Cuando leo, veo y escucho sobre la crisis griega y el menú del ajuste se me viene el gusto a capuchino, la sensación del colon irritable y el olor inconfundible a hospital. No recuerdo sin embargo la fragancia de los perfumados europeos que estuvieron por entonces en Mendoza, enseñándonos a administrar los recursos escasísimos o inexistentes para satisfacer las dolientes necesidades concretas de los enfermos. El Banco Mundial, o alguna de esas runflas financieras internacionales que nos prestaban dólares, también nos mandaban especialistas para quedarse con una tajada de los billetes y adiestrarnos sobre cómo usar los restantes. Donde yo trabajaba estábamos asesorados por una consultora catalana. Espero que no se me olvide jamás cuando un profesional español de las ciencias administrativas me enseñaba “logística del abastecimiento” mientras las estanterías de la farmacia del hospital estaban casi vacías y no sólo los sueros, también los analgésicos y los antibióticos, se administraban por cuenta gotas que no alcanzaban para cubrir los tratamientos; los enfermos domiciliarios oxígenodependientes se quedaban a las boqueadas y sin tubos para llevar a sus casas; los ancianos fracturados de cadera no eran operados porque no teníamos dinero para comprar las prótesis; no había repuestos de la aparatología que se rompía; las incubadoras hacían cortocircuitos que quemaban a los bebés; la cooperadora reunía entre los vecinos alimentos para los internados que no cubrían siquiera tres días y un ganadero generoso donaba media res de carne, que llegaba a la cocina, en la caja de una camioneta, tapada con la sanidad de una carpa.
O sea, los ladris catalanes nos enseñaban logística del abastecimiento y yo, que era el encargado de compras, podía adquirir y acopiar casi nada, porque los proveedores no nos fiaban más y se negaban a transar con nuestros fofos LECOP.
Tengo muchos recuerdos aún dolientes de entonces.

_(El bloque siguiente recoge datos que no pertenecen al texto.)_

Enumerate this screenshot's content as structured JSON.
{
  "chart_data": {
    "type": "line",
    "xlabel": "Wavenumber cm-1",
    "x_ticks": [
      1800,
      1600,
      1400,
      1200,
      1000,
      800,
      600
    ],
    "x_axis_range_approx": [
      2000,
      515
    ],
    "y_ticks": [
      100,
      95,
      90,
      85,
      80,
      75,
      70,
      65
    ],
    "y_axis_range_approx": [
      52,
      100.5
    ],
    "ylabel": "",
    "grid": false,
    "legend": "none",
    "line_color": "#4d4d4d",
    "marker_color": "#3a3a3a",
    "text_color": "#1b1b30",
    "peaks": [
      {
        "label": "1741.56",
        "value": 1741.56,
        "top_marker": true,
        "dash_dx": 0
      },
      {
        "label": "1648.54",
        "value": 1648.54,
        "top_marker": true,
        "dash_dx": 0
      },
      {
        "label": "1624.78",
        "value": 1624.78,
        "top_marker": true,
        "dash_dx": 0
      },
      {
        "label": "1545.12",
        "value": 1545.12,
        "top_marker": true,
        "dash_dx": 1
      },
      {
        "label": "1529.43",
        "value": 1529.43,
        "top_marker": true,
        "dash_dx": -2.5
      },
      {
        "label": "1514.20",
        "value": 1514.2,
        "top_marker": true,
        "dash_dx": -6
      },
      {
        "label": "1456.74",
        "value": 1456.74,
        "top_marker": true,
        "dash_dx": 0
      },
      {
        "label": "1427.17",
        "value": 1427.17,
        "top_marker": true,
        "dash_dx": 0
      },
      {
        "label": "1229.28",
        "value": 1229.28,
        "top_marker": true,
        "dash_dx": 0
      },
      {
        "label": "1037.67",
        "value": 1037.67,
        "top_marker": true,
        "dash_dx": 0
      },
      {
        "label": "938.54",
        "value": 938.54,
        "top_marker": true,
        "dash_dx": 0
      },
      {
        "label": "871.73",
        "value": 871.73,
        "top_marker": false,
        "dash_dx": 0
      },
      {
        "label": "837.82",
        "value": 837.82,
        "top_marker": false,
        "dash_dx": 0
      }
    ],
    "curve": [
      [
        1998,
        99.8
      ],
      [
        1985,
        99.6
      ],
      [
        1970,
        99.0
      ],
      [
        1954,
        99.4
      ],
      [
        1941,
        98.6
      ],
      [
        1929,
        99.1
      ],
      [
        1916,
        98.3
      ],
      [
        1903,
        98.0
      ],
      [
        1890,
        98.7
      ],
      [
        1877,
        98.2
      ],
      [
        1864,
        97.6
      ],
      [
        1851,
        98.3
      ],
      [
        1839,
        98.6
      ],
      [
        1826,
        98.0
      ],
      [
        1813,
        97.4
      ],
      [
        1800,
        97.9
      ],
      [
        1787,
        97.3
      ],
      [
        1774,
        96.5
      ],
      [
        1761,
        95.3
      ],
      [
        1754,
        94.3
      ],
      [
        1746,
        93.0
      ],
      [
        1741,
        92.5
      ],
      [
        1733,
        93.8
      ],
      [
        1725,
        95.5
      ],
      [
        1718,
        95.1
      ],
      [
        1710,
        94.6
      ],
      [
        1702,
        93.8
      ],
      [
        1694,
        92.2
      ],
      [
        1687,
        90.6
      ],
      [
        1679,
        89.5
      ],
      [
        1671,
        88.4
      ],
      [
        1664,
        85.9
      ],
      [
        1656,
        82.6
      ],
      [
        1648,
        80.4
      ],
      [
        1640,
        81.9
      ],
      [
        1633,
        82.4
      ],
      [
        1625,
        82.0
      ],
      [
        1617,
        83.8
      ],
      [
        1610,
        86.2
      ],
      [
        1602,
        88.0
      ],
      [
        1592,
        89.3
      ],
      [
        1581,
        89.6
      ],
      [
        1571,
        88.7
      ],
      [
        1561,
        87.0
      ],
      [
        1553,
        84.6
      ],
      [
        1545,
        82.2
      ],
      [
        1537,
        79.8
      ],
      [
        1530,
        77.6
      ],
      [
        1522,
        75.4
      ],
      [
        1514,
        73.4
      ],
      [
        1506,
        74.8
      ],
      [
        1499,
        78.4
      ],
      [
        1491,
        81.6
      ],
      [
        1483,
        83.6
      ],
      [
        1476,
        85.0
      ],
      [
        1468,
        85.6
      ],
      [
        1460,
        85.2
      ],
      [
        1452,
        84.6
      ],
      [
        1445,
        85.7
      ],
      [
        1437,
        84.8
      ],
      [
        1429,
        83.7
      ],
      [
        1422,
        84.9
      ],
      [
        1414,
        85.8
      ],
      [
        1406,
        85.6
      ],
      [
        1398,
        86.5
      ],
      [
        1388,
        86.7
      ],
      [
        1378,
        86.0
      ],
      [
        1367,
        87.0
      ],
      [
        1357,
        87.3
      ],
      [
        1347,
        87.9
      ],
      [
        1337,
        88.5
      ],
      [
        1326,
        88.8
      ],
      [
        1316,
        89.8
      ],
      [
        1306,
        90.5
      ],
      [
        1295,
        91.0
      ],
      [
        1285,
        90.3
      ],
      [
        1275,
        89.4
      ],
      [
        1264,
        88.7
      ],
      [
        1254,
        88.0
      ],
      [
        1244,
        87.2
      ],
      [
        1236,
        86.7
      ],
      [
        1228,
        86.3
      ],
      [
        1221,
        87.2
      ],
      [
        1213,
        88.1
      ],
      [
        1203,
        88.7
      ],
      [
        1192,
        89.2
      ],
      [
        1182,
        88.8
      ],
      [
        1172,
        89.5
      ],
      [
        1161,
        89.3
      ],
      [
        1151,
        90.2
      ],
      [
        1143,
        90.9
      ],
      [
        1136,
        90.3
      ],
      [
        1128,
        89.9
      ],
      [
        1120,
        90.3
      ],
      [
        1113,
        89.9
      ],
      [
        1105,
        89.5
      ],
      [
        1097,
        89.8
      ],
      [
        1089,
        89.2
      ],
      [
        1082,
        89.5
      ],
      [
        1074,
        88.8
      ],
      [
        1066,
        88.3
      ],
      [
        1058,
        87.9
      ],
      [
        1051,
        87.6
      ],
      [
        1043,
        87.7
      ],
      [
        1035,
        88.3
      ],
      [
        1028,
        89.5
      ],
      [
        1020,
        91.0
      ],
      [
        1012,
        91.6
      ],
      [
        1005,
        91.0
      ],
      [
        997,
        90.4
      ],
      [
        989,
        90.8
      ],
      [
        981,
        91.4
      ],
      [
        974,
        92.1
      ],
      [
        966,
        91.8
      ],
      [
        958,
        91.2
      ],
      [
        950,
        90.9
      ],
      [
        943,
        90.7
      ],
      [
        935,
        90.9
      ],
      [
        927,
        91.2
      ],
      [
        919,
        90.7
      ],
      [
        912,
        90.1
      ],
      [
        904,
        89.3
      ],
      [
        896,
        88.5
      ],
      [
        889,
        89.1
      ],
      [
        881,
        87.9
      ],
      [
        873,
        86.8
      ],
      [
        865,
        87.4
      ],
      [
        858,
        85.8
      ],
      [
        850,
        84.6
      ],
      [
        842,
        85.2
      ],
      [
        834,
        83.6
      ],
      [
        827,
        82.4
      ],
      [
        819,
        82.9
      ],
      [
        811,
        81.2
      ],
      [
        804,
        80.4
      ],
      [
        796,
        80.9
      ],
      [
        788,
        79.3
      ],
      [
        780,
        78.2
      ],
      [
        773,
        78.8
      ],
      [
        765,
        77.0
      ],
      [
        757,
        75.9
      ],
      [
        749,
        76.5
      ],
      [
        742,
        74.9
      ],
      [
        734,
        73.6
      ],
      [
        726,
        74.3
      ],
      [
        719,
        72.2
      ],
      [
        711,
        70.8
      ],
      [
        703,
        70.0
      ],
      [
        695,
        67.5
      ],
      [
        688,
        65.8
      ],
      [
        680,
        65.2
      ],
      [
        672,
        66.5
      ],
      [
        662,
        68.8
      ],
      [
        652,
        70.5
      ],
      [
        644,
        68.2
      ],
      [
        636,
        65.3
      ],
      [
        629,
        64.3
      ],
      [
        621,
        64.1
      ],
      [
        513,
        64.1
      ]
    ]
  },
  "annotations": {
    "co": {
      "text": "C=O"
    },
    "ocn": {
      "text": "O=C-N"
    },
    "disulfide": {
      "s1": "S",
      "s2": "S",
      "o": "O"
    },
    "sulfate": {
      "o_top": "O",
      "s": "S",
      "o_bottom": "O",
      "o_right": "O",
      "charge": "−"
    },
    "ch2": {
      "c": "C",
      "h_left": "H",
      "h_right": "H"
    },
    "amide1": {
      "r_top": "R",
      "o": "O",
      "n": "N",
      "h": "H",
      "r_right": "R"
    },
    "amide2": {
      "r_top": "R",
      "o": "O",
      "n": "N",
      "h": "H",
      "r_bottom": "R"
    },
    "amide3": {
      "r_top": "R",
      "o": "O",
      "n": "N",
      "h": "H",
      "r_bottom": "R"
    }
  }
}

Ahora mismo se me viene el de una mañana de sábado que me llamó desesperada una instrumentista desde el quirófano, para decirme que estaban operando a un accidentado, que tenía el hígado partido y que no había catgut -un hilo de sutura- para terminar de cosérselo. Con los pocos pesos de la caja de donaciones voluntarias de los pacientes compramos un hilo -y sólo uno- que le salvó la vida, sabiendo angustiosamente que en cualquier momento podía ingresar a la guardia del hospital el próximo herido y que los insumos para sostenerlo con vida no estaban.
Me avergüenza la frivolidad, pero el capuchino tiene lo áspero de la angustia, sabor a desolación, a impotencia. Y cuando escucho que alguien en Europa o en Mendoza promete ajuste, austeridad o déficit cero, se me impregna el cuerpo de esa mezcla de olores a remedios, lavandina, baño público, tufo a pata y ahogo de la sala de espera del hospital, donde el 19 de diciembre de 2001 veía en TV el reality de los policías en acción matando a jóvenes que resistían en las calles.
La palabra recordar, dice Eduardo Galeano, proviene del latín. Re-cordis significa volver a pasar por el corazón. Recordar, frente a la tragedia griega televisada, es sentir de nuevo los aromas, los sabores y el insoportable dolor en las tripas.